Yargıtay’ın ve giderek Dairemizin yerleşmiş kararları; Kurumun prim alacaklarını Bakanlar Kurulu kararı ile ürün bedellerinden tevkifat suretiyle tahsil etmesi halinde, Bağ-Kur’un prim ödenmesine rağmen, sigortalıyı re’sen kayıt ve tescil etmemesi, yasanın kendisine yüklediği re’sen tescil yükümlülüğüne aykırılık teşkil ettiğinden, prim tevkifatının yapıldığı tarihi izleyen aybaşından itibaren sigortalı olarak kabulü gerektiği yönündedir.
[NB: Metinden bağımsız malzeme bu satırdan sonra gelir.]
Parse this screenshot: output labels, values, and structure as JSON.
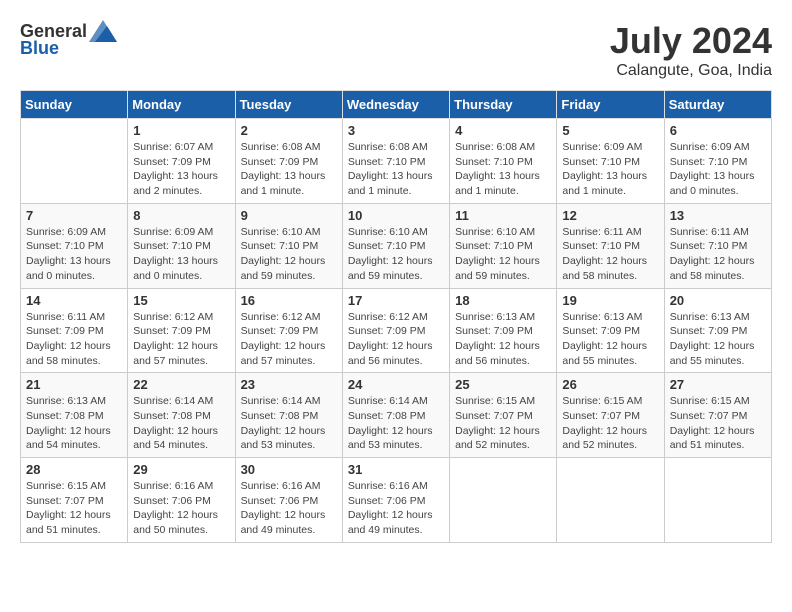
{
  "header": {
    "logo_general": "General",
    "logo_blue": "Blue",
    "month_year": "July 2024",
    "location": "Calangute, Goa, India"
  },
  "weekdays": [
    "Sunday",
    "Monday",
    "Tuesday",
    "Wednesday",
    "Thursday",
    "Friday",
    "Saturday"
  ],
  "weeks": [
    [
      {
        "day": "",
        "info": ""
      },
      {
        "day": "1",
        "info": "Sunrise: 6:07 AM\nSunset: 7:09 PM\nDaylight: 13 hours\nand 2 minutes."
      },
      {
        "day": "2",
        "info": "Sunrise: 6:08 AM\nSunset: 7:09 PM\nDaylight: 13 hours\nand 1 minute."
      },
      {
        "day": "3",
        "info": "Sunrise: 6:08 AM\nSunset: 7:10 PM\nDaylight: 13 hours\nand 1 minute."
      },
      {
        "day": "4",
        "info": "Sunrise: 6:08 AM\nSunset: 7:10 PM\nDaylight: 13 hours\nand 1 minute."
      },
      {
        "day": "5",
        "info": "Sunrise: 6:09 AM\nSunset: 7:10 PM\nDaylight: 13 hours\nand 1 minute."
      },
      {
        "day": "6",
        "info": "Sunrise: 6:09 AM\nSunset: 7:10 PM\nDaylight: 13 hours\nand 0 minutes."
      }
    ],
    [
      {
        "day": "7",
        "info": "Sunrise: 6:09 AM\nSunset: 7:10 PM\nDaylight: 13 hours\nand 0 minutes."
      },
      {
        "day": "8",
        "info": "Sunrise: 6:09 AM\nSunset: 7:10 PM\nDaylight: 13 hours\nand 0 minutes."
      },
      {
        "day": "9",
        "info": "Sunrise: 6:10 AM\nSunset: 7:10 PM\nDaylight: 12 hours\nand 59 minutes."
      },
      {
        "day": "10",
        "info": "Sunrise: 6:10 AM\nSunset: 7:10 PM\nDaylight: 12 hours\nand 59 minutes."
      },
      {
        "day": "11",
        "info": "Sunrise: 6:10 AM\nSunset: 7:10 PM\nDaylight: 12 hours\nand 59 minutes."
      },
      {
        "day": "12",
        "info": "Sunrise: 6:11 AM\nSunset: 7:10 PM\nDaylight: 12 hours\nand 58 minutes."
      },
      {
        "day": "13",
        "info": "Sunrise: 6:11 AM\nSunset: 7:10 PM\nDaylight: 12 hours\nand 58 minutes."
      }
    ],
    [
      {
        "day": "14",
        "info": "Sunrise: 6:11 AM\nSunset: 7:09 PM\nDaylight: 12 hours\nand 58 minutes."
      },
      {
        "day": "15",
        "info": "Sunrise: 6:12 AM\nSunset: 7:09 PM\nDaylight: 12 hours\nand 57 minutes."
      },
      {
        "day": "16",
        "info": "Sunrise: 6:12 AM\nSunset: 7:09 PM\nDaylight: 12 hours\nand 57 minutes."
      },
      {
        "day": "17",
        "info": "Sunrise: 6:12 AM\nSunset: 7:09 PM\nDaylight: 12 hours\nand 56 minutes."
      },
      {
        "day": "18",
        "info": "Sunrise: 6:13 AM\nSunset: 7:09 PM\nDaylight: 12 hours\nand 56 minutes."
      },
      {
        "day": "19",
        "info": "Sunrise: 6:13 AM\nSunset: 7:09 PM\nDaylight: 12 hours\nand 55 minutes."
      },
      {
        "day": "20",
        "info": "Sunrise: 6:13 AM\nSunset: 7:09 PM\nDaylight: 12 hours\nand 55 minutes."
      }
    ],
    [
      {
        "day": "21",
        "info": "Sunrise: 6:13 AM\nSunset: 7:08 PM\nDaylight: 12 hours\nand 54 minutes."
      },
      {
        "day": "22",
        "info": "Sunrise: 6:14 AM\nSunset: 7:08 PM\nDaylight: 12 hours\nand 54 minutes."
      },
      {
        "day": "23",
        "info": "Sunrise: 6:14 AM\nSunset: 7:08 PM\nDaylight: 12 hours\nand 53 minutes."
      },
      {
        "day": "24",
        "info": "Sunrise: 6:14 AM\nSunset: 7:08 PM\nDaylight: 12 hours\nand 53 minutes."
      },
      {
        "day": "25",
        "info": "Sunrise: 6:15 AM\nSunset: 7:07 PM\nDaylight: 12 hours\nand 52 minutes."
      },
      {
        "day": "26",
        "info": "Sunrise: 6:15 AM\nSunset: 7:07 PM\nDaylight: 12 hours\nand 52 minutes."
      },
      {
        "day": "27",
        "info": "Sunrise: 6:15 AM\nSunset: 7:07 PM\nDaylight: 12 hours\nand 51 minutes."
      }
    ],
    [
      {
        "day": "28",
        "info": "Sunrise: 6:15 AM\nSunset: 7:07 PM\nDaylight: 12 hours\nand 51 minutes."
      },
      {
        "day": "29",
        "info": "Sunrise: 6:16 AM\nSunset: 7:06 PM\nDaylight: 12 hours\nand 50 minutes."
      },
      {
        "day": "30",
        "info": "Sunrise: 6:16 AM\nSunset: 7:06 PM\nDaylight: 12 hours\nand 49 minutes."
      },
      {
        "day": "31",
        "info": "Sunrise: 6:16 AM\nSunset: 7:06 PM\nDaylight: 12 hours\nand 49 minutes."
      },
      {
        "day": "",
        "info": ""
      },
      {
        "day": "",
        "info": ""
      },
      {
        "day": "",
        "info": ""
      }
    ]
  ]
}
İlk prim kesintisini izleyen yıllarda prim kesintisi veya ürün tesliminin gerçekleştiğinin belirlendiği durumlarda, bu yıllar için de tespit kararı verilmesi gerekmektedir.
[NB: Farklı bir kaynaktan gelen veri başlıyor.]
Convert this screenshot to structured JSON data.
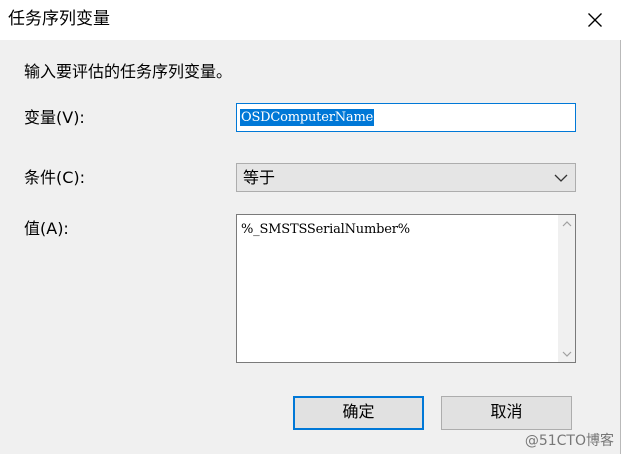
{
  "window": {
    "title": "任务序列变量",
    "close_icon": "close-icon"
  },
  "prompt": "输入要评估的任务序列变量。",
  "variable": {
    "label": "变量(V):",
    "value": "OSDComputerName"
  },
  "condition": {
    "label": "条件(C):",
    "selected": "等于",
    "chevron_icon": "chevron-down-icon"
  },
  "value_field": {
    "label": "值(A):",
    "value": "%_SMSTSSerialNumber%",
    "scroll_up_icon": "chevron-up-icon",
    "scroll_down_icon": "chevron-down-icon"
  },
  "buttons": {
    "ok": "确定",
    "cancel": "取消"
  },
  "watermark": "@51CTO博客",
  "colors": {
    "accent": "#0078d7",
    "dialog_bg": "#f0f0f0",
    "button_bg": "#e1e1e1",
    "select_bg": "#e5e5e5"
  }
}
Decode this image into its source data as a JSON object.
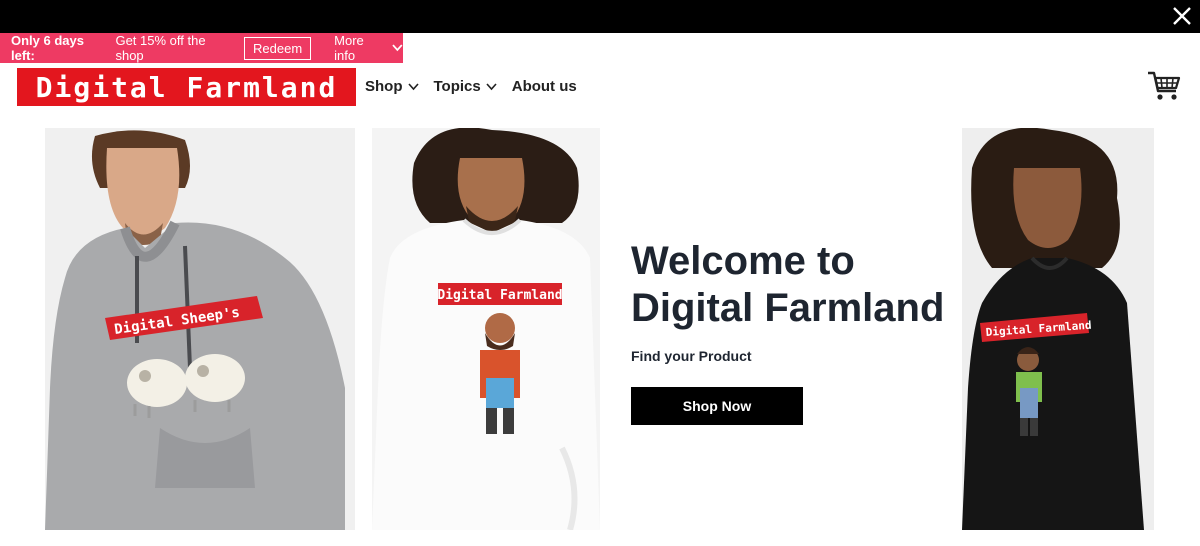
{
  "promo": {
    "bold": "Only 6 days left:",
    "text": "Get 15% off the shop",
    "redeem_label": "Redeem",
    "more_label": "More info"
  },
  "brand": {
    "logo_text": "Digital Farmland"
  },
  "nav": {
    "shop": "Shop",
    "topics": "Topics",
    "about": "About us"
  },
  "hero": {
    "title_line1": "Welcome to",
    "title_line2": "Digital Farmland",
    "subtitle": "Find your Product",
    "cta_label": "Shop Now"
  },
  "products": [
    {
      "shirt_text": "Digital Sheep's"
    },
    {
      "shirt_text": "Digital Farmland"
    },
    {
      "shirt_text": "Digital Farmland"
    }
  ],
  "colors": {
    "promo": "#ee3a63",
    "brand_red": "#e3161e",
    "dark": "#1e2530"
  },
  "icons": {
    "close": "close-icon",
    "cart": "cart-icon",
    "chevron": "chevron-down-icon"
  }
}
Tarım Bağ-Kur sigortalılığının temel koşulu 2926 sayılı Yasanın 2/1 ve 3/b maddelerinde belirtildiği gibi, tarımsal faaliyette bulunmaktır. Prim tevkifatına dayalı tespit davasında, salt ziraat odası ve kooperatif kaydı gibi belgelerin bulunması, davanın kabulü için yeterli değildir. Tarımsal faaliyetin sürdüğünün, faaliyete ilişkin olarak hangi tarımsal ürünlerin üretildiği, nereye satıldığı veya teslim edildiği gibi hususlar da somutlaştırılarak belirlenmelidir. Prim tevkifatı ve ürün tesliminin, iki yıla kadar olan süre dışında süreklilik arzettiği hallerde de, tarımsal faaliyetin sürekli olduğu kabul edilebilir.
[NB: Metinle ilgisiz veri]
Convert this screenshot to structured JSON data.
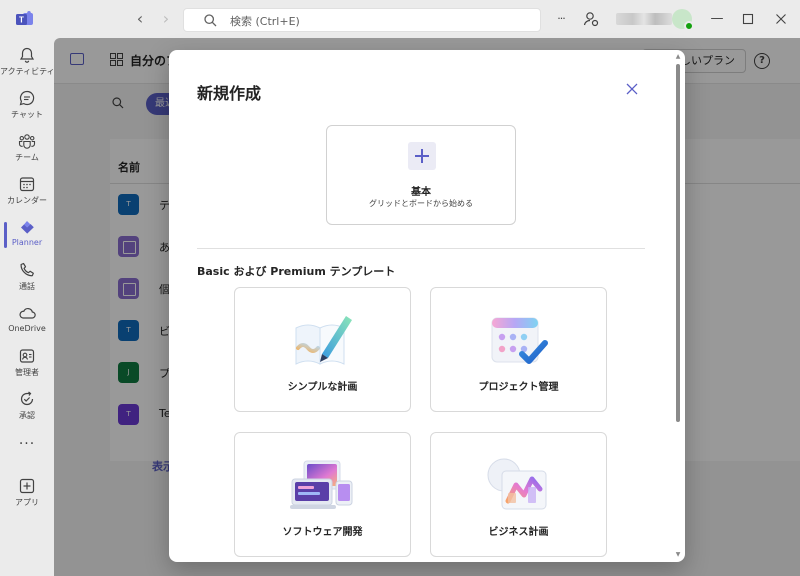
{
  "titlebar": {
    "search_placeholder": "検索 (Ctrl+E)",
    "more_label": "···"
  },
  "rail": {
    "items": [
      {
        "label": "アクティビティ",
        "icon": "bell-icon"
      },
      {
        "label": "チャット",
        "icon": "chat-icon"
      },
      {
        "label": "チーム",
        "icon": "teams-icon"
      },
      {
        "label": "カレンダー",
        "icon": "calendar-icon"
      },
      {
        "label": "Planner",
        "icon": "planner-icon",
        "active": true
      },
      {
        "label": "通話",
        "icon": "phone-icon"
      },
      {
        "label": "OneDrive",
        "icon": "cloud-icon"
      },
      {
        "label": "管理者",
        "icon": "admin-icon"
      },
      {
        "label": "承認",
        "icon": "approval-icon"
      }
    ],
    "more": "···",
    "apps_label": "アプリ"
  },
  "background": {
    "title": "自分のプ",
    "new_plan_button": "しいプラン",
    "recent_filter": "最近",
    "column_name": "名前",
    "plans": [
      {
        "icon_text": "T",
        "name": "テ",
        "color": "#0f6cbd",
        "grid": false
      },
      {
        "icon_text": "",
        "name": "あ",
        "color": "#8a6ed0",
        "grid": true
      },
      {
        "icon_text": "",
        "name": "個",
        "color": "#8a6ed0",
        "grid": true
      },
      {
        "icon_text": "T",
        "name": "ビ",
        "color": "#0f6cbd",
        "grid": false
      },
      {
        "icon_text": "J",
        "name": "プ",
        "color": "#107c41",
        "grid": false
      },
      {
        "icon_text": "T",
        "name": "Tea",
        "color": "#6b3ad6",
        "grid": false
      }
    ],
    "show_more": "表示"
  },
  "dialog": {
    "title": "新規作成",
    "basic": {
      "title": "基本",
      "description": "グリッドとボードから始める"
    },
    "section_title": "Basic および Premium テンプレート",
    "templates": [
      {
        "label": "シンプルな計画",
        "illustration": "pen-notebook-illustration"
      },
      {
        "label": "プロジェクト管理",
        "illustration": "calendar-check-illustration"
      },
      {
        "label": "ソフトウェア開発",
        "illustration": "devices-illustration"
      },
      {
        "label": "ビジネス計画",
        "illustration": "chart-illustration"
      }
    ]
  },
  "colors": {
    "accent": "#5b5fc7",
    "presence": "#13a10e"
  }
}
Dosyadaki bilgi ve belgelerden; davacının 1995 ila 1999 yılları arasında ve 2001 yılından sonra herhangi bir ürün teslimi yada prim kesintisinin bulunmadığı anlaşılmaktadır.Prim kesintisine dayalı tespit davalarında, ilk prim kesintisinin yapıldığı yılı takip eden yıllarda da, prim kesintisinin veya ürün tesliminin yani tarımsal faaliyetin düzenli olması gerekir. Düzenli prim kesintisi ve ürün tesliminden amaç, bunun her yıl yapılabileceği gibi, prim kesintisi veya ürün tesliminin iki yıla kadar olan süre dışında devam ettiği durumlarda da düzenli olduğu dolayısıyla tarımsal faaliyetin sürekli olduğu kabul edilebilir.Davacının uyuşmazlık konusu dönem içerisinde 01/01/1996-31/05/1999 ve 01/01/2002-30/06/2007 tarihleri arasında herhangi bir prim kesintisi ve ürün tesliminin bulunmadığı dolayısıyla sigortalılık koşullarının oluşmadığı anlaşılmaktadır.
Öte yandan, davacının tescilli olduğu için hukuki yarar bulunmayan 01/05/1994-31/12/1994, 01/06/1999-31/12/1999, 01/06/2000-31/12/2000, 01/05/2001-31/12/2001 ve 01/07/2007-01/10/2008 dönemi için tespite karar verilmesi hatalı olmuştur.
Somut olayda, davacının 01/01/1996-31/05/1999 ve 01/01/2002-30/06/2007 tarihleri arasında herhangi bir prim kesintisi ve ürün tesliminin bulunmadığı dolayısıyla sigortalılık koşullarının oluşmaması nedeniyle bu dönem yönünden davanın reddine karar verilmesi ve sonucuna göre yaşlılık aylığı şartları oluşup oluşmadığının değerlendirilmesi gerekirken yazılı şekilde karar verilmesi hatalı olmuştur.
Mahkemece bu maddi ve hukuki olgular gözetilmeksizin yazılı şekilde karar verilmiş olması usul ve yasaya aykırı olup bozma nedenidir.
O halde davalı Kurumun bu yönleri amaçlayan temyiz itirazları kabul edilmeli ve hüküm bozulmalıdır.
SONUÇ: Hükmün yukarıda açıklanan nedenlerle BOZULMASINA, 15/04/2014 gününde oybirliğiyle karar verildi.